While that listing didn't show you exactly how much earnings was reported that
quarter from Apple, but its fast becoming their bread and butter. And yes, if
you end up multiplying that value by 8, Apple's cash on hand last quarter was
something like $40 billion.

(Still looking for a URL to back up my sources. DaringFireball.net did an
analysis where he was quick to point this out. I think the closest I can find
to the number crunching was this:
<http://daringfireball.net/2008/10/the_phone_company> )

I remember the post addressing re: iPod Touches and charging for updates --
because they're not part of a subscription, but yeah, either way, there's a
lot of evidence that the "cash on hand" is significantly larger than what's
being reported, due to accounting reasons.

------
zzzmarcus
I'm not a statistician, but assuming growth continues, once it hits a certain
threshold (a tipping point) the rate of growth will accelerate substantially.

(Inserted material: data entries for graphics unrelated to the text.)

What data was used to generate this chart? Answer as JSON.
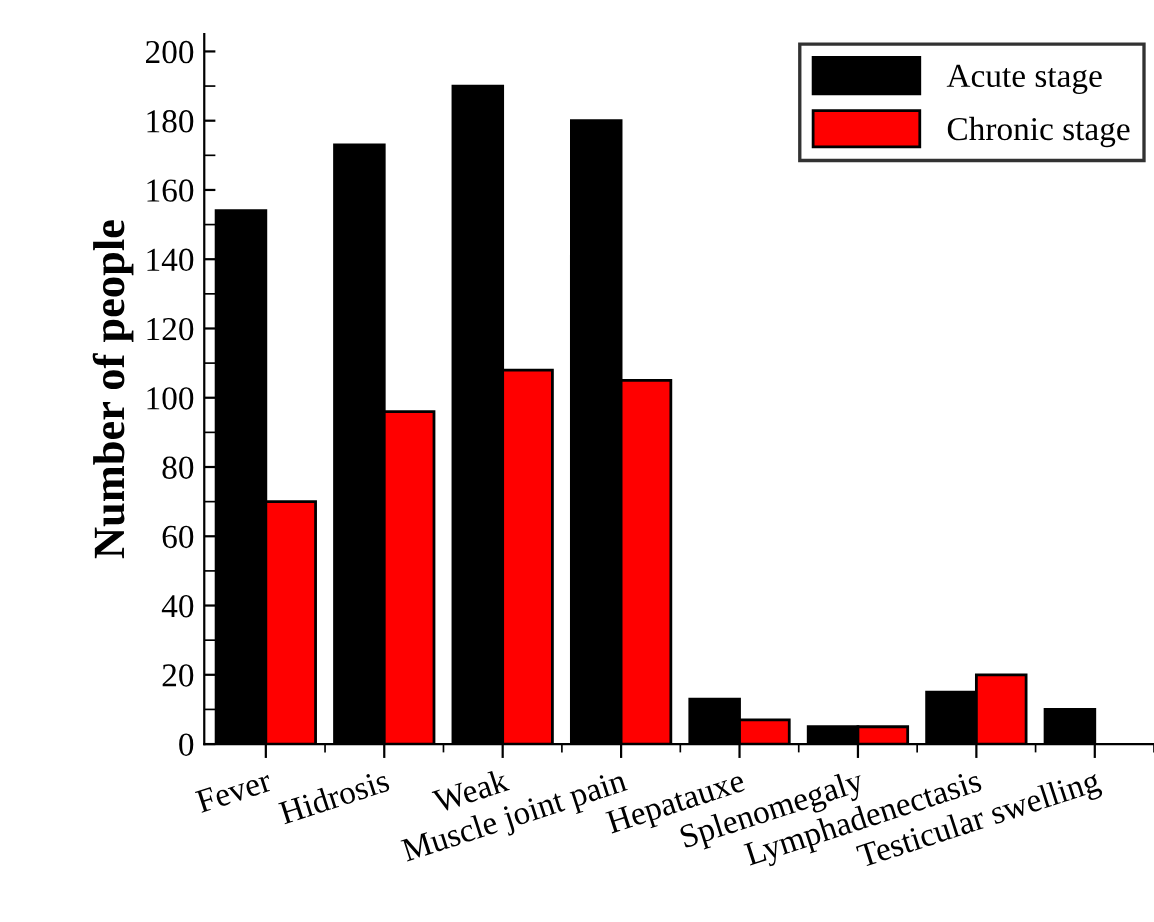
{
  "chart_data": {
    "type": "bar",
    "ylabel": "Number of people",
    "categories": [
      "Fever",
      "Hidrosis",
      "Weak",
      "Muscle joint pain",
      "Hepatauxe",
      "Splenomegaly",
      "Lymphadenectasis",
      "Testicular swelling"
    ],
    "series": [
      {
        "name": "Acute stage",
        "color": "#000000",
        "values": [
          154,
          173,
          190,
          180,
          13,
          5,
          15,
          10
        ]
      },
      {
        "name": "Chronic stage",
        "color": "#ff0000",
        "values": [
          70,
          96,
          108,
          105,
          7,
          5,
          20,
          null
        ]
      }
    ],
    "ylim": [
      0,
      205
    ],
    "yticks": [
      0,
      20,
      40,
      60,
      80,
      100,
      120,
      140,
      160,
      180,
      200
    ],
    "grid": false,
    "legend": "top right"
  }
}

This means that if OS X is ever to surpass Windows, it will probably happen in
a lot fewer than 15 years.

------
jmah
So I guess in 2007 he could have claimed that Apple would take, uh, \lim_{x ->
pi/2^(-)} \tan(x) years to surpass Palm's market share? (please excuse the
bastardized TeX, but \frac is too verbose for ASCII)

------
gamble
The Mac's market share is growing simply because market share doesn't matter
anymore. Thanks to the Internet, people are buying the computers they want,
not the one they feel constrained to buy.